China retaliated last month by putting tariffs ranging from 5 to 10 percent on $60 billion worth of American goods, coming into effect the same day as the American measures.
China's trade surplus with the United States hit a record $34.1 billion last month, according to official figures released in Beijing on Friday, news that is likely to further inflame the trade dispute with the United States.
Reports that U.S. Treasury Secretary Steven Mnuchin has advised against labeling China as a currency manipulator - a status that could trigger penalties - were also seen as easing tensions.
Julian Evans-Pritchard, an economist at Capital Economics, tells the Post that one reason that China has been able to beat Trump's tariffs so far is that its currency value has depreciated by more than eight percent since June, which has helped make its products even cheaper overseas, while also reducing domestic demand for US imports.
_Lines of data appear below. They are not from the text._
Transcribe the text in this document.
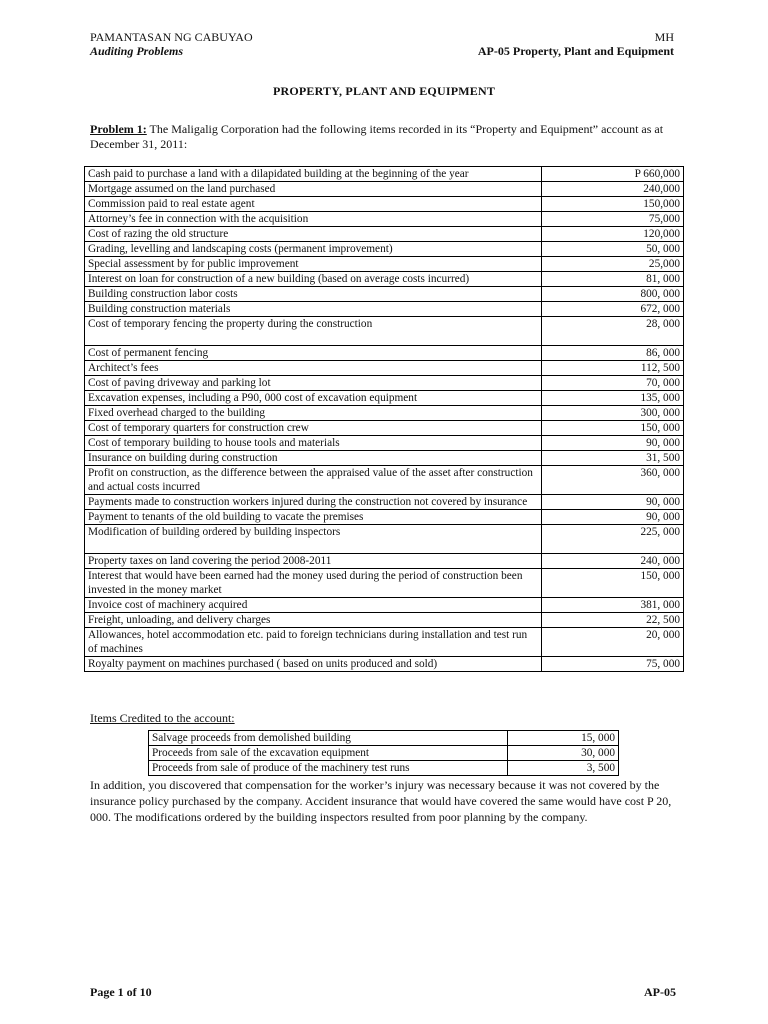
PAMANTASAN NG CABUYAO
Auditing Problems
MH
AP-05 Property, Plant and Equipment
PROPERTY, PLANT AND EQUIPMENT
Problem 1: The Maligalig Corporation had the following items recorded in its “Property and Equipment” account as at December 31, 2011:
Cash paid to purchase a land with a dilapidated building at the beginning of the year	P 660,000
Mortgage assumed on the land purchased	240,000
Commission paid to real estate agent	150,000
Attorney’s fee in connection with the acquisition	75,000
Cost of razing the old structure	120,000
Grading, levelling and landscaping costs (permanent improvement)	50, 000
Special assessment by for public improvement	25,000
Interest on loan for construction of a new building (based on average costs incurred)	81, 000
Building construction labor costs	800, 000
Building construction materials	672, 000
Cost of temporary fencing the property during the construction	28, 000
Cost of permanent fencing	86, 000
Architect’s fees	112, 500
Cost of paving driveway and parking lot	70, 000
Excavation expenses, including a P90, 000 cost of excavation equipment	135, 000
Fixed overhead charged to the building	300, 000
Cost of temporary quarters for construction crew	150, 000
Cost of temporary building to house tools and materials	90, 000
Insurance on building during construction	31, 500
Profit on construction, as the difference between the appraised value of the asset after construction and actual costs incurred	360, 000
Payments made to construction workers injured during the construction not covered by insurance	90, 000
Payment to tenants of the old building to vacate the premises	90, 000
Modification of building ordered by building inspectors	225, 000
Property taxes on land covering the period 2008-2011	240, 000
Interest that would have been earned had the money used during the period of construction been invested in the money market	150, 000
Invoice cost of machinery acquired	381, 000
Freight, unloading, and delivery charges	22, 500
Allowances, hotel accommodation etc. paid to foreign technicians during installation and test run of machines	20, 000
Royalty payment on machines purchased ( based on units produced and sold)	75, 000
Items Credited to the account:
Salvage proceeds from demolished building	15, 000
Proceeds from sale of the excavation equipment	30, 000
Proceeds from sale of produce of the machinery test runs	3, 500
In addition, you discovered that compensation for the worker’s injury was necessary because it was not covered by the insurance policy purchased by the company. Accident insurance that would have covered the same would have cost P 20, 000. The modifications ordered by the building inspectors resulted from poor planning by the company.
Page 1 of 10	AP-05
China's trade surplus with the USA grew 10 percent in September from a record $31bn in August, according to China's customs administration - a 22 percent jump from the same month a year ago.
Chinese exports to the United States have at least temporarily defied forecasts they would weaken after being hit by punitive USA tariffs of up to 25 percent. The Chinese are looking at it. Preparations are being made.
"Exports continued to defy USA tariffs last month but imports struggled in the face of cooling domestic demand", said Julian Evans-Pritchard of Capital Economics in a report.
The two countries imposed new tariffs on a massive amount of each other's goods mid-September, with the U.S. targeting $200 billion in Chinese imports and Beijing firing back at $60 billion worth of United States goods.
China's trade surplus with the USA in September was more than China's total trade surplus of US$31.7 billion.
He said although the Chinese want to negotiate, he does not believe they are ready.
For January-September, China's trade surplus with the United States was $225.79 billion, compared with about $196.01 billion in the same period a year ago.
The yuan has lost almost 10 percent of its value against the United States dollar this year. That prompted suggestions Beijing might weaken the exchange rate to help exporters, but that might hurt China's economy by encouraging an outflow of capital.
"China's trade surplus will keep rising because the domestic economy is cooling down", said Andy Xie, a Shanghai-based independent economist. The central bank has tightened controls on currency trading to head off further declines.